Am I willing to face disappointment
The long and short answer to that question is...YES!
Although, how I got the answer to that question maybe a little more complicated.
My story as an author is not unique, in fact, it is almost cliché. I have been an avid reader since I learned how to read. I was a rock star in English class and in my mind, every story that I wrote was going to be the next New York Times Bestseller. I went to college and got further confirmation that I was indeed on the path to greatness.
Fast forward to finally graduating from college with a degree in words and attempting to write my first book. I left the safety of my liberal arts program where professors embraced my wild and crazy ideas and nurtured my creativity, and I found the real world to be daunting.
I was f*ing terrified!
I was scared to pursue a career writing in a genre that the media, literary community, hell even my family and friends viewed as smut or trash. I was afraid that as a Black author my voice and tone were not viable in a community dominated by people that don’t look like me, share my background or views. (SIDE NOTE: I’m not just addressing ethnicity. I’m talking about socioeconomics, education, religion, etc.)
I've lost count of how many books that I started and trashed because I was so focused on how they would be perceived or because halfway through a manuscript I attempted to change my voice and tone so that I didn't come across as too Black, too dirty, too liberal...TOO MUCH of the wrong thing. Not only was I afraid. I was insecure about my ability to do the one thing that I'd trained for and had dreamed about for years.
So I held on to my words. I buried them under the guise of being an adult. I shelved the idea that writing was my vocation and opted instead to get a "responsible" job. One that offered access to benefits and a solid retirement plan. Something that paid my bills but drained my creativity. But hey when I'm sixty-five and that pension kicks in I'll have it made, right? Yeah...not so much.

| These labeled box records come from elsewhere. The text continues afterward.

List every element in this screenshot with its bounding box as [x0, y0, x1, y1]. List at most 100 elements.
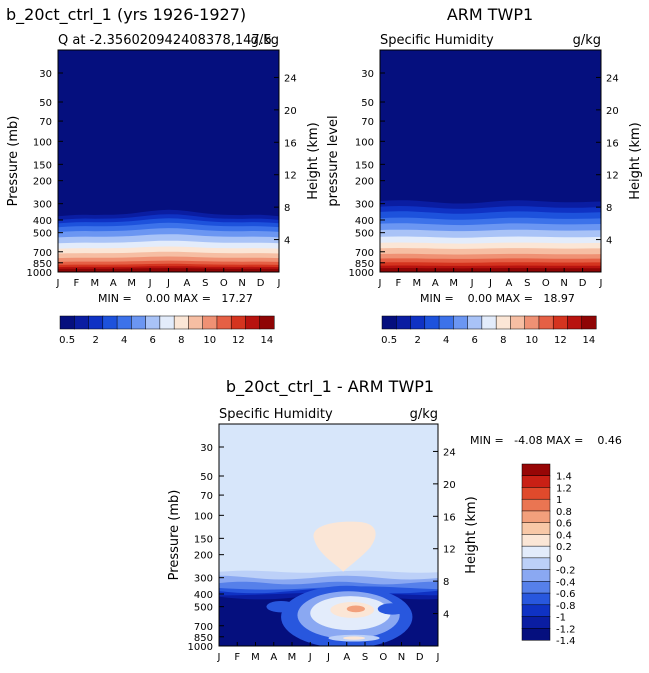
pressure-tick-label: 150 [355, 160, 374, 171]
colorbar-swatch [521, 604, 551, 618]
contour-band [343, 636, 365, 640]
month-tick-label: J [217, 652, 221, 663]
pressure-tick-label: 500 [194, 603, 213, 614]
colorbar-label: -1.2 [556, 624, 576, 635]
month-tick-label: A [505, 278, 512, 289]
pressure-tick-label: 300 [355, 200, 374, 211]
contour-bands [58, 209, 279, 272]
month-tick-label: O [542, 278, 550, 289]
pressure-tick-label: 400 [355, 216, 374, 227]
height-tick-label: 20 [606, 106, 619, 117]
colorbar-swatch [74, 315, 90, 330]
colorbar-label: 8 [178, 335, 184, 346]
colorbar-swatch [552, 315, 569, 330]
pressure-tick-label: 200 [355, 177, 374, 188]
month-tick-label: A [110, 278, 117, 289]
colorbar-swatch [453, 315, 469, 330]
pressure-tick-label: 70 [39, 117, 52, 128]
y-axis-label: Pressure (mb) [167, 490, 182, 581]
colorbar-label: -0.6 [556, 589, 576, 600]
month-tick-label: O [220, 278, 228, 289]
colorbar-swatch [524, 315, 540, 330]
colorbar-swatch [396, 315, 412, 330]
month-tick-label: D [257, 278, 265, 289]
pressure-tick-label: 1000 [27, 268, 52, 279]
y2-axis-label: Height (km) [628, 122, 643, 199]
colorbar-swatch [567, 315, 583, 330]
colorbar-label: 1.2 [556, 483, 572, 494]
pressure-tick-label: 500 [33, 229, 52, 240]
pressure-tick-label: 500 [355, 229, 374, 240]
month-tick-label: M [251, 652, 260, 663]
pressure-tick-label: 30 [39, 69, 52, 80]
pressure-tick-label: 1000 [349, 268, 374, 279]
min-max-text: MIN = 0.00 MAX = 18.97 [420, 292, 575, 305]
month-tick-label: N [238, 278, 245, 289]
chart-subtitle-left: Q at -2.356020942408378,147.5 [58, 33, 272, 48]
colorbar-swatch [521, 463, 551, 477]
colorbar-swatch [88, 315, 104, 330]
month-tick-label: J [599, 278, 603, 289]
month-tick-label: A [270, 652, 277, 663]
height-tick-label: 4 [443, 610, 449, 621]
colorbar-swatch [245, 315, 261, 330]
chart-subtitle-left: Specific Humidity [380, 33, 494, 48]
pressure-tick-label: 200 [194, 551, 213, 562]
pressure-tick-label: 100 [194, 511, 213, 522]
month-tick-label: J [148, 278, 152, 289]
month-tick-label: J [436, 652, 440, 663]
month-tick-label: J [488, 278, 492, 289]
colorbar-label: 4 [121, 335, 127, 346]
colorbar-label: 0.8 [556, 507, 572, 518]
colorbar-swatch [131, 315, 147, 330]
month-tick-label: N [398, 652, 405, 663]
pressure-tick-label: 300 [194, 574, 213, 585]
colorbar-swatch [481, 315, 497, 330]
colorbar-swatch [259, 315, 275, 330]
colorbar-label: 14 [582, 335, 595, 346]
pressure-tick-label: 200 [33, 177, 52, 188]
month-tick-label: D [579, 278, 587, 289]
colorbar-swatch [116, 315, 132, 330]
colorbar-swatch [521, 522, 551, 535]
colorbar-swatch [59, 315, 75, 330]
pressure-tick-label: 70 [361, 117, 374, 128]
colorbar-swatch [159, 315, 175, 330]
month-tick-label: J [470, 278, 474, 289]
colorbar-swatch [521, 592, 551, 606]
colorbar-label: -1.4 [556, 636, 576, 647]
month-tick-label: J [308, 652, 312, 663]
heatmap-plot [380, 50, 601, 272]
pressure-tick-label: 300 [33, 200, 52, 211]
colorbar: 0.5 2 4 6 8 10 12 14 [381, 315, 597, 346]
month-tick-label: J [378, 278, 382, 289]
month-tick-label: M [413, 278, 422, 289]
month-tick-label: F [396, 278, 402, 289]
height-tick-label: 12 [606, 171, 619, 182]
chart-title: b_20ct_ctrl_1 - ARM TWP1 [226, 377, 434, 397]
height-tick-label: 8 [284, 203, 290, 214]
colorbar-swatch [521, 475, 551, 489]
panel-model: b_20ct_ctrl_1 (yrs 1926-1927) Q at -2.35… [6, 5, 321, 346]
colorbar-swatch [538, 315, 554, 330]
height-tick-label: 12 [443, 545, 456, 556]
y-axis-label: pressure level [326, 115, 341, 206]
contour-bands [219, 521, 438, 646]
height-tick-label: 16 [443, 512, 456, 523]
min-max-text: MIN = -4.08 MAX = 0.46 [470, 434, 622, 447]
month-tick-label: A [343, 652, 350, 663]
pressure-tick-label: 1000 [188, 642, 213, 653]
pressure-tick-label: 150 [33, 160, 52, 171]
pressure-tick-label: 30 [361, 69, 374, 80]
colorbar-label: 0.2 [556, 542, 572, 553]
colorbar-label: 12 [554, 335, 567, 346]
contour-bands [380, 200, 601, 272]
pressure-tick-label: 100 [33, 137, 52, 148]
pressure-tick-label: 700 [355, 248, 374, 259]
height-tick-label: 8 [443, 577, 449, 588]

I was miserable. For those of you in the back row that didn't quite get that let me repeat...I WAS F*ING MISERABLE. It became a struggle to get up every morning and go into a job that paid my bills but made me physically ill. I could barely tolerate my coworkers (it was entirely me not them), and job performance was subpar on the best of days which made me feel even worse.
At thirty-five years old life picked me up by the collar and bitch slapped me. All the things, other than writing that I poured myself into fell by the wayside. I was broken-hearted and achingly empty.
I became a fan of Super Soul Sunday (Love me some Oprah), and I found my spiritual center (It didn't look like the religion I was raised with, whole different story). I began to critically look at my life and my goals in an attempt to figure out why I was so unhappy.
And I began to ask myself these questions:
1. What do you believe?
2. What do you want?
3. Who/what do you love?
4. What do you need to be happy?
One of the answers that kept surfacing as I worked my way through what amounted to a mound of bullshit was writing. At my core, I have always wanted to tell stories, to express my thoughts in flowery verbiage, and to make a reader feel something.
Late one night I opened a word document on my laptop and began to write. I wrote about heartbreak and uncertainty. I wrote about things that are viewed as a faux pas in the romance genre like cheating. I wrote about a Black couple that wasn't "urban" or "ghetto," and the audience I wrote for were women like me. Black, White, or indifferent that could see themselves and their friends in the world that I penned. And most importantly, I wrote because after all this time it is the one thing that makes me smile. Every. Single. Time.
It took long nights and hard work, but I finished it! I completed my first novel. WooHoo! Now I had to release it into the world.
A world where I would be subjected to people who have unlimited boldness behind the computer screen and I came full circle. Once again terrified of stuff outside of my control.
I'm not twenty-two anymore and I've weathered a storm or ten.
What is the worst that could happen when I finally published my book? A bad review? I'm not going to lie. Although a lousy review hurts, it's not the end of the world. Maybe it 's that I make like no money, and my book baby falls into obscurity? Once again, just the thought gives me chills. It's also a super sucky alternative.
However, when I strip everything bare all my rumination boils down to one question: Am I willing to face disappointment?
There was a time when my answer may have been different, but today my answer is resounding YES. For me, the risk of disappointment and the fear of failure is not worth giving up on my dream.